A prison panel denied parole Wednesday to mass murderer Charles Manson in his 12th and probably final bid for freedom.
Manson, now a gray-bearded, 77-year-old, did not attend the hearing where the parole board ruled he had shown no efforts to rehabilitate himself and would not be eligible for parole for another 15 years.
“This panel can find nothing good as far as suitability factors go,” said John Peck, a member of the panel that met at Corcoran State Prison in Central California.
Also playing heavily into the board’s decision was something Manson had said recently to one of his prison psychologists that Peck read aloud.
“‘I’m special. I’m not like the average inmate,'” Peck said. “‘I have spent my life in prison. I have put five people in the grave. I am a very dangerous man.'”
Peck then spoke for the record directly to Manson, who will receive a transcription of the proceedings: “This panel agrees with that statement.”
The panel deliberated for 20 minutes before making its decision.
Manson orchestrated a series of gruesome murders on consecutive nights that terrified the city of Los Angeles 40 years ago.

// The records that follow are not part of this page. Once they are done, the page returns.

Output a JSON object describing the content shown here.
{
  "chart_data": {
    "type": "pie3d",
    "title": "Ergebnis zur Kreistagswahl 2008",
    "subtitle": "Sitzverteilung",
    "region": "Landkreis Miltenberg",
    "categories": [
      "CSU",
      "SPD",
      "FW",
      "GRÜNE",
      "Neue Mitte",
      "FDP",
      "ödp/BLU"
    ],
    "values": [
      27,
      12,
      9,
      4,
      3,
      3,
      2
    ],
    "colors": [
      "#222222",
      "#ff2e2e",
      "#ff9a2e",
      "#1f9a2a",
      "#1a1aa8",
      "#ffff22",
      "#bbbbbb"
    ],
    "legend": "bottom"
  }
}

His trial with three female acolytes was an international spectacle.
Manson and his followers were convicted in the 1969 slaying of actress Sharon Tate and four others.
Referring to the bizarre scene that included bloody scrawling on walls and use of the words “Helter Skelter,” the prosecutor claimed the phrase reflected Manson’s twisted idea that he could cause a race war with the killings.
No clear motive was ever established.
“I’m done with him,” Debra Tate, the sister of the actress, said after the hearing.
“Two down, six to go,” she added, referring to the death in prison of Manson follower Susan Atkins and the remaining six people being held in prison for murders and other crimes committed under Manson’s watch.
Later, she cried when she described the relief she felt that she will never have to worry again about Manson going free.
“I didn’t expect this feeling of joy today,” she said through tears.
For four decades, Debra Tate has traveled to whatever rural California prison has held the notorious cult leader and his band of murderous followers for hearings she said are too numerous to count.
“I’ve tried to take this thing that I do, that has become my lot in life, and make it have purpose,” said Tate, 59. She was 17 in August 1969, when Manson sent his minions across LA on two nights of terror.
“I’ve been doing it for Sharon and the other victims of him for the last 40 years,” she said.
Under current law, inmates can be denied the chance to reapply for parole for up to 15 years. The panel’s latest ruling would make Manson 92 before he could get another opportunity to make his case.
Authorities read a litany of Manson’s prison infractions, including the latest — the manufacture and possession of a weapon, for which he is serving 15 months in an isolation unit. He has not completed his GED or taken any self-improvement classes in prison.
“It’s obvious from everything in the record that Mr. Manson remains a danger to the public,” said Deputy District Attorney Patrick Sequeira who argued against parole.
Even Manson’s state-appointed attorney, DeJon Lewis, found it difficult to argue for a client who had refused to meet with him. He said at the hearing that Manson should be in a hospital, but acknowledged the terror his client caused.
“The murders showed us that anyone could be killed at any time, and no one was safe, not even at home,” Lewis said.
Manson has not appeared at a parole hearing since 1997. His most recent hearing was in 2007.
Manson, however, is anything but a recluse. He has a steady stream of visitors who submit requests to see him, including college students writing papers about him, said Theresa Cisneros, spokeswoman for Corcoran State Prison.
Manson must approve all requests.
“He has a large interested public,” Cisneros said, adding that Manson receives more mail than most prisoners.
Manson was depicted at the hearing as the evil master of murder, commanding a small army of young followers. He and the three women were sentenced to death. But their lives were spared when the California Supreme Court briefly outlawed the death penalty in 1972.
Atkins died of a brain tumor in prison. Two others, Leslie Van Houten and Patricia Krenwinkel, remain incarcerated.
Manson also was convicted of two unrelated murders.